I saw this picture and had a momentary JET PACKS ARE FINALLY HERE moment. Darnit, dreams dashed again.
posted by CunningLinguist at 8:44 AM on July 31, 2003


"That's not flying... that's falling with style!" -Woody

Interesting! This is clearly skydiving, not gliding, but apparently he's achieved more horizontal distance than anyone before. Skydivers have been using winged suits for several years; rigid wing experiments would naturally follow, though I don't imagine the clumsy bulk becoming popular with sport jumpers.

The article is a bit breathless, though, with some confusing bits and likely inaccuracies:

"And when he jumped his legs and glider got entangled and he had to cut his glider into pieces, he said." Obviously on a previous attempt.

From the graphic: "Parachute opened at 1000 feet." Doubtful. Intentionally opening that low is foolhardy, leaving no time for emergency procedures or use of the reserve canopy. Some main canopies take almost 1000 feet to fully inflate. (Typical opening altitude is 2,500.)
posted by Tubes at 8:46 AM on July 31, 2003


PenDevil is right about this one. Since Baumgartner couldn't rise on thermals, only fall in a more controlled arc of descent, then he wasn't really gliding as we think of gliding.

On the other hand, an aircraft that loses engine power might be able to stay in a controlled descent, or a glide, provided it has enough airspeed and isn't too heavy, to give the wings enough lift to bring it down safely.
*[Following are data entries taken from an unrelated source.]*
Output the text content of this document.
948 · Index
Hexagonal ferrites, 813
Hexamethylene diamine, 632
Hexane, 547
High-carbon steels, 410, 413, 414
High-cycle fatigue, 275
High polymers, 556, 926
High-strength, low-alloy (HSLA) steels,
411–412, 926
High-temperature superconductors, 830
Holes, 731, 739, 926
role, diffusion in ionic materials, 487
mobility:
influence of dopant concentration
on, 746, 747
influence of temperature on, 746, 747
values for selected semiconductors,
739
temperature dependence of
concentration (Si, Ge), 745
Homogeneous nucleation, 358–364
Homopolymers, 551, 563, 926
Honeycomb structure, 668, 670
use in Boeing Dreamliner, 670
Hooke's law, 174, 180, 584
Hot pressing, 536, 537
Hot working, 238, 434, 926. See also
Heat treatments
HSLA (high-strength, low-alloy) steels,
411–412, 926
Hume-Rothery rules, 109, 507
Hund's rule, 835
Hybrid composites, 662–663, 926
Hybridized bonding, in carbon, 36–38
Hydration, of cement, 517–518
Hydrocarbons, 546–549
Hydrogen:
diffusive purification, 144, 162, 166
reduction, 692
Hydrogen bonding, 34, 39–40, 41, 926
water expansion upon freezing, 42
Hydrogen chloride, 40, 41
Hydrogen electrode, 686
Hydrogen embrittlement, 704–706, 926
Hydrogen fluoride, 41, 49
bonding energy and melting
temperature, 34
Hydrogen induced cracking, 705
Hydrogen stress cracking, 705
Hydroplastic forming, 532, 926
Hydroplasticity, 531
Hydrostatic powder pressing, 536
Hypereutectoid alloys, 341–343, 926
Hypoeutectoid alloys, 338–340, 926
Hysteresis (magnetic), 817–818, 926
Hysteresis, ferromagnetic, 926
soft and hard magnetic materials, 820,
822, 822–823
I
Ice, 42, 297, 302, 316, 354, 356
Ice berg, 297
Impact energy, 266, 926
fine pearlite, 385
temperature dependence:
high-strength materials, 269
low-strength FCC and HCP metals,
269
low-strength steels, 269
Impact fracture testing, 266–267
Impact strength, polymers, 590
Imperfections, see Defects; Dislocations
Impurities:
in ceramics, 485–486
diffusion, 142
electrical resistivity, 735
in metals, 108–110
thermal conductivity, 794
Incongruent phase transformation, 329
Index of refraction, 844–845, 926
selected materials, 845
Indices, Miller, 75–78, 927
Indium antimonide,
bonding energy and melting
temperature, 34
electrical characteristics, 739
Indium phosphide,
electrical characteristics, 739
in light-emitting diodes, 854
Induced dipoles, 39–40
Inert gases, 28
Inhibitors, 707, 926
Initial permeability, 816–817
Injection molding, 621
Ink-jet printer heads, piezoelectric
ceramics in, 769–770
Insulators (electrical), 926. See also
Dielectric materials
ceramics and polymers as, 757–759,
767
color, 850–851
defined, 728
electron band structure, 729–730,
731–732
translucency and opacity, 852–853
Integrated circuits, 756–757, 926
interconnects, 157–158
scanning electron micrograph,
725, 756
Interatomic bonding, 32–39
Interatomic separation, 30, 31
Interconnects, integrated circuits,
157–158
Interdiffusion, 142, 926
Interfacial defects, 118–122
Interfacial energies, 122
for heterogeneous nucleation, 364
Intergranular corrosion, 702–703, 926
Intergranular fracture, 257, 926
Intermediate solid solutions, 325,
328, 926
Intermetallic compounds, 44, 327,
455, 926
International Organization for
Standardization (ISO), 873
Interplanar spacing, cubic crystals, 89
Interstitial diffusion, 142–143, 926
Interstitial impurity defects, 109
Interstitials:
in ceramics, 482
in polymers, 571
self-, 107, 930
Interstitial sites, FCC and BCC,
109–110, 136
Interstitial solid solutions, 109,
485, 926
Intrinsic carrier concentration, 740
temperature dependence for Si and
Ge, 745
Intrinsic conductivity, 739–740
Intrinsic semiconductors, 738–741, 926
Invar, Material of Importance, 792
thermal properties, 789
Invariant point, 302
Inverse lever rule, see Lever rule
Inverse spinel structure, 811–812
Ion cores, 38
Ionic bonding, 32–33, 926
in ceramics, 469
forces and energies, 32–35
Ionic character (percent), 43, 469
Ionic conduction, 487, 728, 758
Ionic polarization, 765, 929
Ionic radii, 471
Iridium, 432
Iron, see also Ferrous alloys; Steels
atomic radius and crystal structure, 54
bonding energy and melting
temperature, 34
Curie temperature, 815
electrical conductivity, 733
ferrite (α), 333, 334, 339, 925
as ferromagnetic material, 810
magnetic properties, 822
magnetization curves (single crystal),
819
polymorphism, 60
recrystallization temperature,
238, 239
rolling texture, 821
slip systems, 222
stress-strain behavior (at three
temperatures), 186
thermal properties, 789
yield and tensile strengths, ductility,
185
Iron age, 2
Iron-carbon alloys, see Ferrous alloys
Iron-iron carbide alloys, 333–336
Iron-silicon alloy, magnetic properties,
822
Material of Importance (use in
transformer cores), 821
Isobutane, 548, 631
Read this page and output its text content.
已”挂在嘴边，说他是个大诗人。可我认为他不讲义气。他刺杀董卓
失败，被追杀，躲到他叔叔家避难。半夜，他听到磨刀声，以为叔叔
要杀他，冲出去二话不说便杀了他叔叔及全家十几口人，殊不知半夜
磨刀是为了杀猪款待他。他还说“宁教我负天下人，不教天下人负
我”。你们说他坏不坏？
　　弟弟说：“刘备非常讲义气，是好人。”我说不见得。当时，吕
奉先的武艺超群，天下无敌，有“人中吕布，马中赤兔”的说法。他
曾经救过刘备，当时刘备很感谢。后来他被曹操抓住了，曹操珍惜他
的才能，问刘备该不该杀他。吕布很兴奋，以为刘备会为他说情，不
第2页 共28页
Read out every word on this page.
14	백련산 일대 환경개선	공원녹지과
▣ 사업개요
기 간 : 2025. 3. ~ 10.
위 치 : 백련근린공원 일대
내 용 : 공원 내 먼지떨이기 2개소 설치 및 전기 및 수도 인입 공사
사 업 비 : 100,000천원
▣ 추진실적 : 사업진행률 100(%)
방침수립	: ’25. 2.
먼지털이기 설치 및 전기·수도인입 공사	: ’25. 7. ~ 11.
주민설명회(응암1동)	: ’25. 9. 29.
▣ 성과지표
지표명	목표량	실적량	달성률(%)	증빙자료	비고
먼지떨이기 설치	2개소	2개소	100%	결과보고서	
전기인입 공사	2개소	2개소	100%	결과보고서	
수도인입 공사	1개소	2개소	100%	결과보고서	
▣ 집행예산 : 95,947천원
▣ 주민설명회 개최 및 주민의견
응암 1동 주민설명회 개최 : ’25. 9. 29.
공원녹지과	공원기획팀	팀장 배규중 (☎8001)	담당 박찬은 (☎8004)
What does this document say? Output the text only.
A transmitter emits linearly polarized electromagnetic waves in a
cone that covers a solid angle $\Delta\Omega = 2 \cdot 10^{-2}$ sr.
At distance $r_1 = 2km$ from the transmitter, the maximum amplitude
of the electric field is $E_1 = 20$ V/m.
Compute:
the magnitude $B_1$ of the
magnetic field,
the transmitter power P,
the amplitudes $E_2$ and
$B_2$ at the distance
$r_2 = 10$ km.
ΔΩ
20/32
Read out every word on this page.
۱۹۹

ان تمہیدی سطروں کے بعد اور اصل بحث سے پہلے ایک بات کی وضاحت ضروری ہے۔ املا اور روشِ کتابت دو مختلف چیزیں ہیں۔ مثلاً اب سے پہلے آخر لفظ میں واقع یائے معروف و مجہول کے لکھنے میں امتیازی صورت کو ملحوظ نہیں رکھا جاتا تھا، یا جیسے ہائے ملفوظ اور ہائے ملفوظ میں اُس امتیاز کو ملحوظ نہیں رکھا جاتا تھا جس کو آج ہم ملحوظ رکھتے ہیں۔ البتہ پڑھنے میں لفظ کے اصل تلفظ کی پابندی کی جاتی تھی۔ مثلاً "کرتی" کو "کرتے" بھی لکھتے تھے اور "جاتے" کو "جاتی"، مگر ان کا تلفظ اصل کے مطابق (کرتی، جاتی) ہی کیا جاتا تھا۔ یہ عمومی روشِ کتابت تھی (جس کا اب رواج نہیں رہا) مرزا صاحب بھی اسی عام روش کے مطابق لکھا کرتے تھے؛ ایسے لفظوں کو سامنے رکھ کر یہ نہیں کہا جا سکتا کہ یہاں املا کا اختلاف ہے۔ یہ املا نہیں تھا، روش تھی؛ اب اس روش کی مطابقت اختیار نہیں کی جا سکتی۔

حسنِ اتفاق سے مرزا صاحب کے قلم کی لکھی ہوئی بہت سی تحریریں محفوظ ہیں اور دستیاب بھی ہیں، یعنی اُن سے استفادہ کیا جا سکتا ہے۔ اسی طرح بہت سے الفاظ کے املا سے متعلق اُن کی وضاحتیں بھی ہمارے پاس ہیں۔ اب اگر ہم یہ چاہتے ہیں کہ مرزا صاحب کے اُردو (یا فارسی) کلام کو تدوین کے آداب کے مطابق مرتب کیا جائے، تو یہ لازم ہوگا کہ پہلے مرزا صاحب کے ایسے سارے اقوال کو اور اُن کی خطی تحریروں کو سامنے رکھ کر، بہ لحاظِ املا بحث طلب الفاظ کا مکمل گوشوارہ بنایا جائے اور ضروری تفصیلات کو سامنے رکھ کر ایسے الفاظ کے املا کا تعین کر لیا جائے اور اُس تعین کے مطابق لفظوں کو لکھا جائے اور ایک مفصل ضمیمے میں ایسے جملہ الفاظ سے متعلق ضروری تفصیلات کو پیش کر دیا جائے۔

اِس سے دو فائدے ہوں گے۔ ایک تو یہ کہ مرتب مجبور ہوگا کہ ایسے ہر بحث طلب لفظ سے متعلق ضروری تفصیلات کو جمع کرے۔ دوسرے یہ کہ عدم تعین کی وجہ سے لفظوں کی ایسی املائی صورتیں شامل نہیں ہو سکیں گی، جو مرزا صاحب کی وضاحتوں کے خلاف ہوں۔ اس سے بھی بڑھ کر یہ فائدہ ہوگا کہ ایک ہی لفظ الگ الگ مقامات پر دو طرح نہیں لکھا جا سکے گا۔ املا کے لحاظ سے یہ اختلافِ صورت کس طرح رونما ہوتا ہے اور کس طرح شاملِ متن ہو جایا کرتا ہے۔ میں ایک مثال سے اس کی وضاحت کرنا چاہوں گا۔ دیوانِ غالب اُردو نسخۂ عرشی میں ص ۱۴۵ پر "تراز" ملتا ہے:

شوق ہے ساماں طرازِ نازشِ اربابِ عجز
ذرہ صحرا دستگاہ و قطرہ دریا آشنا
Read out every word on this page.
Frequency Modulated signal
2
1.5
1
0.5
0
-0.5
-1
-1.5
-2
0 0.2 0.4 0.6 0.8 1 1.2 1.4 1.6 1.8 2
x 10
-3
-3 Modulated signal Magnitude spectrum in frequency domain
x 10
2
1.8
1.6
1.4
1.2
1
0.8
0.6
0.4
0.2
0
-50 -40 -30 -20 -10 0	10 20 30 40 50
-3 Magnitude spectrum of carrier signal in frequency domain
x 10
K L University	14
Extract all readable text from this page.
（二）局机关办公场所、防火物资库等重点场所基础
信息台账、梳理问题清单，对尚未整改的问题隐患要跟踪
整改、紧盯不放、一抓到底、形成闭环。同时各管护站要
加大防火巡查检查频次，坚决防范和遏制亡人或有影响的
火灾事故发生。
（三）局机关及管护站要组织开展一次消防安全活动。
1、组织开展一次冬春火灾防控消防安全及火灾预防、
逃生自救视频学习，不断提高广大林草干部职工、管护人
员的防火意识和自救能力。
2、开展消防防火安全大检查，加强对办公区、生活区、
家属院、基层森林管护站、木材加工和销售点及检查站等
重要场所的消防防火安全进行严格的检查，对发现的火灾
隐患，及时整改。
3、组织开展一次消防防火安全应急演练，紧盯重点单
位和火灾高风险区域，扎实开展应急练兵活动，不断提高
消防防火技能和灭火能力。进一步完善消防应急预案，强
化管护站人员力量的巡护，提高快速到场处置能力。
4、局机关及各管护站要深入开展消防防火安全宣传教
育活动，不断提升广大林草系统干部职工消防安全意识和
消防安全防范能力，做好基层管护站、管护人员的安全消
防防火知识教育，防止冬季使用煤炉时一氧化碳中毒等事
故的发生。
At least that's as far as I understand aerodynamics.

Regardless, flying across the English channel the way it was done was still pretty damned cool.
posted by bwg at 8:51 AM on July 31, 2003


At what point does skydiving become gliding?
When air currents and thermals no longer play any part of keeping you airborne, you're pretty much skydiving.


Great moments in hair splitting, if I may:

Um, actually sailplane pilots differentiate between what they do and what glider pilots do, in that sailplanes ride the thermals, etc. while gliders, um, glide. That is a glider is in a steady rate of descent, which is slowed by the use of its lifting devices.

A sailplane is, granted, also in a rate of descent, but is able to use thermals and the like to actually climb.

That's the crux: Ability to climb versus abilty to "just" glide.

So I'm saying what we've got here is something pretty darn close to skygliding.

/ hair split
posted by Elvis at 10:47 AM on July 31, 2003


Composite wing, bah! Here's how real men skydive! (NSFW.)
posted by homunculus at 10:48 AM on July 31, 2003


Here's how real men skydive!

Appears to involve a strap-on ... but not wings
posted by ElvisJesus at 11:05 AM on July 31, 2003


On the BBC Breakfast show this morning one of the presenters said that he looks just like Buzz Lightyear. I couldn't agree more.